Sharma et al. (2014) conducted a study with the intention of identifying the relationship that existed between the accessibility of primary care among those considered as low-income residents and their spending in Medicare. The researchers also compared the variables mentioned above with the quality of care in various hospital referral regions (HRRs). Sharma et al. (2014) pointed out that there were variations in Medicare spending and clinical quality across the United States. These variations were caused by factors such as differences in the cost of educating physicians in different regions, variations in cost of access to health care due to variations in policies, differences in the quality and number of trainings offered to health care personnel, as well as the disparities in the supply of medical equipment and other related resources.
According to Sharma et al. (2014), there are many benefits of the ease of access to primary care among the low-income earners. Such benefits include a decrease in the number of deaths, reduced hospitalization, and a reduction in the number of emergency cases that contribute to a high number of fatalities in the US. These benefits contribute to more savings in Medicare. The authors of this paper argued that the large amount of money that was initially used to treat low-income residents for ailments that would have been prevented through primary care was now being saved for use in other development projects.

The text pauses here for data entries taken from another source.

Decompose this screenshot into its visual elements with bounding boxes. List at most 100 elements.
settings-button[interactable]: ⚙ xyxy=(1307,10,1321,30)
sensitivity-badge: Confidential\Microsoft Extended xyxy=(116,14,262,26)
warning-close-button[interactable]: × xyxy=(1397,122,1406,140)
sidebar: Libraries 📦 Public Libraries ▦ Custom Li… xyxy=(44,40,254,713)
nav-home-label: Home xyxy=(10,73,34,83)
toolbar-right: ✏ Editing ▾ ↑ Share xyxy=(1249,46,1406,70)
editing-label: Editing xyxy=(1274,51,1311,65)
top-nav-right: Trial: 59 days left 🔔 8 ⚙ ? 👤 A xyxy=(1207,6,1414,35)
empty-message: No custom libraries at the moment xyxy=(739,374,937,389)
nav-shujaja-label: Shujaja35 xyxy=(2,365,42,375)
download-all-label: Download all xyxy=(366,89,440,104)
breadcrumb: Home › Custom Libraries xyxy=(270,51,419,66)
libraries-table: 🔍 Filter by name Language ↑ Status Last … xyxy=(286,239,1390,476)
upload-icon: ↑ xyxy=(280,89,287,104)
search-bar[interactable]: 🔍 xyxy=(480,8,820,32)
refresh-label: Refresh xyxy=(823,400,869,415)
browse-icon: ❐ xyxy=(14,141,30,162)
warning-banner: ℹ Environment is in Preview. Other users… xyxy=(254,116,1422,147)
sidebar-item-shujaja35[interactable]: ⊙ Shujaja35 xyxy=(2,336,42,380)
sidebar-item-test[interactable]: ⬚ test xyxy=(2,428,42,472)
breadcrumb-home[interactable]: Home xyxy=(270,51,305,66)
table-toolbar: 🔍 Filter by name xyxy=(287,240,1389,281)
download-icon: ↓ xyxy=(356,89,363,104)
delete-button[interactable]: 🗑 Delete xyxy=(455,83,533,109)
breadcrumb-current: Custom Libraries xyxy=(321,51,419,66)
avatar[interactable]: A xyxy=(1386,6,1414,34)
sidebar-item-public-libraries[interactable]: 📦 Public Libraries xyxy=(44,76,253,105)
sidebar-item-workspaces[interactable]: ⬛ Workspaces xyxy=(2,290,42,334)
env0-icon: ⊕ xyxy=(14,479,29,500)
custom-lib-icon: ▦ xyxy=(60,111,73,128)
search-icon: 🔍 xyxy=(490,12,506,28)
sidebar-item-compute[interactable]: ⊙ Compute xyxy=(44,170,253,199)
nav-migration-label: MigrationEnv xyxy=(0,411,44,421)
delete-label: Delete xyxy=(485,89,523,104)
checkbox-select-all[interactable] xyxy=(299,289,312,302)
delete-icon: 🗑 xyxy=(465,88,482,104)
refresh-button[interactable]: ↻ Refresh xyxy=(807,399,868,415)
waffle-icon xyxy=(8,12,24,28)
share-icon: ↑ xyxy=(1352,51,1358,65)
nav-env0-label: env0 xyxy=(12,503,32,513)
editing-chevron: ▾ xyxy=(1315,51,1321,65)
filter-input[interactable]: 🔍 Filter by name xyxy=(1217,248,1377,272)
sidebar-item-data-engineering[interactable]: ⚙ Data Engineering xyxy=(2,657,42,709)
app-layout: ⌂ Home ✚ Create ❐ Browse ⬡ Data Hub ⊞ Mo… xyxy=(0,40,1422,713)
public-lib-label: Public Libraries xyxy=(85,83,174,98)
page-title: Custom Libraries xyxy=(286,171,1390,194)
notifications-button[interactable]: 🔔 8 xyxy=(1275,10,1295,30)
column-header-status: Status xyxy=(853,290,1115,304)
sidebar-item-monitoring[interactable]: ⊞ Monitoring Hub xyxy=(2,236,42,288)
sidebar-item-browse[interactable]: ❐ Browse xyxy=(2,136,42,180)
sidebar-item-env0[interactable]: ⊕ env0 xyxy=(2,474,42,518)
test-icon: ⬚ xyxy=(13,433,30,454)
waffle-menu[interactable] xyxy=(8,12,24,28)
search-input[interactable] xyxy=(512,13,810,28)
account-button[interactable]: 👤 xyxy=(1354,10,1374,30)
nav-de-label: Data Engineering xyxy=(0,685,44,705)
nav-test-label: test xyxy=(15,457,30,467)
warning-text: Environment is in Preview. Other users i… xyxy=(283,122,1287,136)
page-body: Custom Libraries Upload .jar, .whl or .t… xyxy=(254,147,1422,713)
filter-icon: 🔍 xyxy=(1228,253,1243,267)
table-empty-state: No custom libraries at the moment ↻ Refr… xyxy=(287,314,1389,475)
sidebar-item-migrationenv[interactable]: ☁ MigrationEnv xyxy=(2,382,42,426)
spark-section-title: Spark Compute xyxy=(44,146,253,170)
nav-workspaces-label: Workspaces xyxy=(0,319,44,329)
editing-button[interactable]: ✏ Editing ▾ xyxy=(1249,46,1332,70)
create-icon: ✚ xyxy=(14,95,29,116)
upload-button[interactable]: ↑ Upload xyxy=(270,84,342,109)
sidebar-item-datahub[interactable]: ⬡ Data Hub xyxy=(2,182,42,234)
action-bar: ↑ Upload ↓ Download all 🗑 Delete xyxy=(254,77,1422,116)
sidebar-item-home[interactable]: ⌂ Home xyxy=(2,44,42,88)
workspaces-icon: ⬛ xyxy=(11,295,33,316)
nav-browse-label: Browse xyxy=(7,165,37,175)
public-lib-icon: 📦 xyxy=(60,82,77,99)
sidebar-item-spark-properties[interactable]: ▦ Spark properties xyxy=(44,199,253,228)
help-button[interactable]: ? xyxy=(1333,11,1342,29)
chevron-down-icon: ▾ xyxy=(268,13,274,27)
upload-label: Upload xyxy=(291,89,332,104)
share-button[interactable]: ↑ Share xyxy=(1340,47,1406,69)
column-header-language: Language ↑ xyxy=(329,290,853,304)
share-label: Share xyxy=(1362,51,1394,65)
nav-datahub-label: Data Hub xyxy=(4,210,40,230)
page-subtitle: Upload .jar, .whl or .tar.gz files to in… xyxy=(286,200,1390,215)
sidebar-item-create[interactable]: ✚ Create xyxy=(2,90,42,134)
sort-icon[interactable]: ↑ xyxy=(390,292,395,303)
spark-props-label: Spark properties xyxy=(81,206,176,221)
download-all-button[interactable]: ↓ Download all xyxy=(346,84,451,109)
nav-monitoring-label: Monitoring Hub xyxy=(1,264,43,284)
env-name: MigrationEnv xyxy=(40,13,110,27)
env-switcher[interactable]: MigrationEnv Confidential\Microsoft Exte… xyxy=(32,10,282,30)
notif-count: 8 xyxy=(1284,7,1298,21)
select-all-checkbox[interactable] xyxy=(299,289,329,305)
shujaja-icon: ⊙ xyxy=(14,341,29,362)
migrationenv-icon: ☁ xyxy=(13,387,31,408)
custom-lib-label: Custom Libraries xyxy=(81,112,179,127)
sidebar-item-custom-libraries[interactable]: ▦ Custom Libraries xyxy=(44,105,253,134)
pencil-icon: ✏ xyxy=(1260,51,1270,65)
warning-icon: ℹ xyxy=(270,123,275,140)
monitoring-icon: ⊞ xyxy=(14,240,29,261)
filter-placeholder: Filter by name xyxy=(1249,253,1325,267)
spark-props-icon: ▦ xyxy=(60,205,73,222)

There were many sources of funding for primary care that were identified by the authors of this study. For example, the Health Center Program is an important primary care program aimed at addressing the low-income populations. The program is being funded by the Health Resources and Services Administration. The revenue collected for services rendered to patients is used to support health centers. However, Medicaid covers a majority of the patients attending health centers in the US (Sharma et al. 2014). As a result, Medicaid influences the operations of many US medical centers in terms of their staff numbers, as well as bed capacity.
Sharma et al. (2014) collected data from three sources: Geographical Variation in Medicare Spending and Utilization, Uniform Data System, and the American Community Survey. The researchers focused on the amount of spending on health care and the quality of service that the low-income populations received from the health centers. The authors analyzed the data obtained using bivariate methods.
The results of the analysis showed that hospital referral regions that had an increased penetration of health care indicated a 10 percent decrease in Medicare spending among the fee-for-service elderly recipients, in comparison to the areas that had reduced penetration of health centers. There was also an increase in quality of clinical care of the young ones in referral regions that had a high penetration of health centers (Sharma et al., 2014). As a result, referral hospitals in areas with increased penetration of health centers reported greater savings, possibly due to the increased number of Medicare recipients in those regions. Another possibility given by Sharma et al. (2014) for the increased savings was the fact that most of the residents in those areas were beneficiaries of both Medicare and Medicaid. Lastly, the study established that regions whose populations of health centers were high encouraged low-income communities to seek primary care, thereby reducing the amount of money that would be used to treat advanced diseases that would have been prevented through primary care.
Sharma et al. (2014) should be commended for identifying the disparities that are experienced in different regions throughout the United States in terms of quality of clinical care and Medicare spending by the low-income populations. One can argue that various policies should be harmonized, and physicians trained using the same resources so that low-income residents get equal clinical care using the same Medicare spending across the regions. The authors of this study concluded that regions with increased numbers of health centers recorded high savings in Medicare spending. The finding emphasizes the need to increase the number of health centers in areas that have low penetration of health centers.
According to this study, underserved populations under Medicare cover spend less for quality services in hospital referral regions. Therefore, more emphasis needs to be put on the importance of acquiring Medicare cover among the low-income population groups in order to reduce Medicare spending. This study reported that regions with high numbers of underserved populations, who later had access to primary care had reduced death rates and contributed to healthier populations. It was an indication of the need for the low-income residents to access primary care to screen and diagnose various ailments at their early stages. Different regions should also improve the mechanisms that ease access to primary care by the underserved. The mechanisms include enough supply of medical equipment and associated resources to health centers, as well as the provision of training to health professionals on a regular basis. It can be concluded that the authors of this study were able to identify loopholes that needed to be sealed for a quality and cost-efficient health care system to be realized throughout the United States.
Reference
Sharma, R., Lebrun-Harris, L.A., & Ngo-Metzger, Q. (2014). Costs and clinical quality among Medicare beneficiaries: associations with health center penetration of low-income residents. Medicare & Medicaid Research Review, 4(3), 1-17.